Smart agriculture, according to the team, is rapidly rising in the global agriculture industry as arable land continues to shrink at an alarming rate. Farmers in rural areas and commercial establishments in cities are turning to smart agriculture to enhance yield with reduced agricultural inputs.
Smart agriculture enhances product quality, reduces wastage and ensures overall higher profits for the farmer by integrating numerous technologies that aid decision support, farm monitoring and crop management.

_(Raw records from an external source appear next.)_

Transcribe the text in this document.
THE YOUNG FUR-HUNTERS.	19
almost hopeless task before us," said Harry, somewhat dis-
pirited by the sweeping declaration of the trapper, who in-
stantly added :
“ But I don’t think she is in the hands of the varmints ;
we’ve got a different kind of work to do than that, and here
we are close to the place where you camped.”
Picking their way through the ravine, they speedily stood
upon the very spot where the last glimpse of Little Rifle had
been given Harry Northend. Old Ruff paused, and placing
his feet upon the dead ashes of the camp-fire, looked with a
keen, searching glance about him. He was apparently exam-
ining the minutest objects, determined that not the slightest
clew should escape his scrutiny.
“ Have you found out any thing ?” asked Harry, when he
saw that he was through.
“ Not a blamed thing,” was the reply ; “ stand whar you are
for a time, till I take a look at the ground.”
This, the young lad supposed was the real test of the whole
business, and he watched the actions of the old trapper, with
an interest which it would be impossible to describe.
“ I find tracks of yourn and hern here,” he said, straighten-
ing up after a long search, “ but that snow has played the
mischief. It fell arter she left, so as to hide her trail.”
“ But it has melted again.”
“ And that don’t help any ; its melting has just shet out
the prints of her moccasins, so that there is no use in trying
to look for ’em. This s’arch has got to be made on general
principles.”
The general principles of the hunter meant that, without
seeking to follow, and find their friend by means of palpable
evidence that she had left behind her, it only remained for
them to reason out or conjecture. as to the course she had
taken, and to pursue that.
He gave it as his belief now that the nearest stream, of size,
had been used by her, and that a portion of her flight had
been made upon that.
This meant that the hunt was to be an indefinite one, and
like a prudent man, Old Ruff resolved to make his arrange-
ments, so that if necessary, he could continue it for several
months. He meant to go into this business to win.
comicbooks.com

Analysis of the smart agriculture technology market by Frost & Sullivan’s Future of Agriculture & Nutrition Growth Partnership Subscription explores sensors, intelligent networks, unmanned vehicles (ground and aerial) and robots that allow for customised application of critical inputs, such as crop chemicals, fertilisers and farm labour, in agriculture.
In addition, it is revealed that agriculture innovation is the strongest in Asia-Pacific, owing to the region’s need to feed a rapidly growing, progressively more affluent population.

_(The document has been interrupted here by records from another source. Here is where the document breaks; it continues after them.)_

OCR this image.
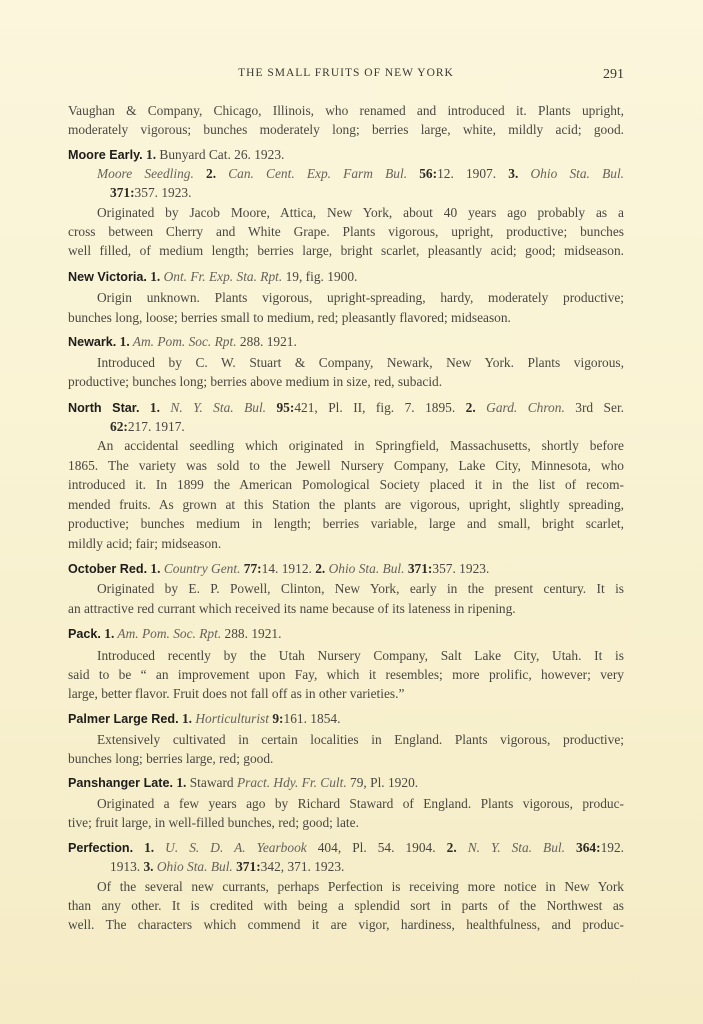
THE SMALL FRUITS OF NEW YORK	291
Vaughan & Company, Chicago, Illinois, who renamed and introduced it. Plants upright,
moderately vigorous; bunches moderately long; berries large, white, mildly acid; good.
Moore Early. 1. Bunyard Cat. 26. 1923.
Moore Seedling. 2. Can. Cent. Exp. Farm Bul. 56:12. 1907. 3. Ohio Sta. Bul.
371:357. 1923.
Originated by Jacob Moore, Attica, New York, about 40 years ago probably as a
cross between Cherry and White Grape. Plants vigorous, upright, productive; bunches
well filled, of medium length; berries large, bright scarlet, pleasantly acid; good; midseason.
New Victoria. 1. Ont. Fr. Exp. Sta. Rpt. 19, fig. 1900.
Origin unknown. Plants vigorous, upright-spreading, hardy, moderately productive;
bunches long, loose; berries small to medium, red; pleasantly flavored; midseason.
Newark. 1. Am. Pom. Soc. Rpt. 288. 1921.
Introduced by C. W. Stuart & Company, Newark, New York. Plants vigorous,
productive; bunches long; berries above medium in size, red, subacid.
North Star. 1. N. Y. Sta. Bul. 95:421, Pl. II, fig. 7. 1895. 2. Gard. Chron. 3rd Ser.
62:217. 1917.
An accidental seedling which originated in Springfield, Massachusetts, shortly before
1865. The variety was sold to the Jewell Nursery Company, Lake City, Minnesota, who
introduced it. In 1899 the American Pomological Society placed it in the list of recom-
mended fruits. As grown at this Station the plants are vigorous, upright, slightly spreading,
productive; bunches medium in length; berries variable, large and small, bright scarlet,
mildly acid; fair; midseason.
October Red. 1. Country Gent. 77:14. 1912. 2. Ohio Sta. Bul. 371:357. 1923.
Originated by E. P. Powell, Clinton, New York, early in the present century. It is
an attractive red currant which received its name because of its lateness in ripening.
Pack. 1. Am. Pom. Soc. Rpt. 288. 1921.
Introduced recently by the Utah Nursery Company, Salt Lake City, Utah. It is
said to be “ an improvement upon Fay, which it resembles; more prolific, however; very
large, better flavor. Fruit does not fall off as in other varieties.”
Palmer Large Red. 1. Horticulturist 9:161. 1854.
Extensively cultivated in certain localities in England. Plants vigorous, productive;
bunches long; berries large, red; good.
Panshanger Late. 1. Staward Pract. Hdy. Fr. Cult. 79, Pl. 1920.
Originated a few years ago by Richard Staward of England. Plants vigorous, produc-
tive; fruit large, in well-filled bunches, red; good; late.
Perfection. 1. U. S. D. A. Yearbook 404, Pl. 54. 1904. 2. N. Y. Sta. Bul. 364:192.
1913. 3. Ohio Sta. Bul. 371:342, 371. 1923.
Of the several new currants, perhaps Perfection is receiving more notice in New York
than any other. It is credited with being a splendid sort in parts of the Northwest as
well. The characters which commend it are vigor, hardiness, healthfulness, and produc-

Frost & Sullivan Agriculture & Nutrition Research Programme global director Christopher Shanahan says “remarkable” innovations in allied industries, such as ICT, chemicals, hydroponics and aquaculture, have resulted in a profusion of innovative, smart agriculture technologies. “Some of the high-potential technologies under development include farming applications that provide data for on-field activities, rooftop farming technology in land-scarce regions, and monitoring systems that record information and place it in a cloud [remote server] for further access.”
Collaborations with technology companies have enriched smart agriculture solutions’ capabilities and resulted in “path-breaking” tools, such as agriculture drones for efficient monitoring to reduce farmers’ dependence on manual labour. Sensor fusion can also be used to aid in identifying, understanding and using information that quantifies variations in soil and crop within agricultural fields.
In addition, autonomous farming solutions can be used to turn large swathes of inaccessible land in poor economic areas to useful prospects for arable farming.
Prime examples of symbiotic partnerships across industries are farming equipment company John Deere’s partnership with a digital company, and telecommunications company SK Telecom’s collaboration with ministries of science, start-ups and government agencies to roll out SK-patented information technology for smart agriculture.
“Consumers are increasingly demanding nutritious, ethically produced food and beverages that are free from pollutants, allergens or overuse of socially valuable natural resources,” Shanahan notes, adding that these value-added foods are offered now only at a premium.
However, smart technology can make them available to the full cross section of consumers by ensuring sustainability as well as high and efficient yield/production, he adds.
Frost & Sullivan chemicals, materials & food: Africa business unit leader Richard Weissenberg says Africa’s farmers are in challenging times. “Just as the sustained drought is set to ease, fuel prices are forecast to rise by 50%. In common with farmers in the US and Asia, they need to feed rising populations with declining arable land.”
Simultaneously, economies across the continent are experiencing rising per capita gross domestic product; consumers are, therefore, demanding more calories and more environment-friendly food production.
“Smart agriculture uses digital technology to allow for the more precise use of inputs and irrigation. The result is more food, cheaper, with a lower environmental impact and energy costs. It is an aspect of digital business that could have a rapid, positive effect on the vast majority of Africa’s people,” concludes Weissenberg.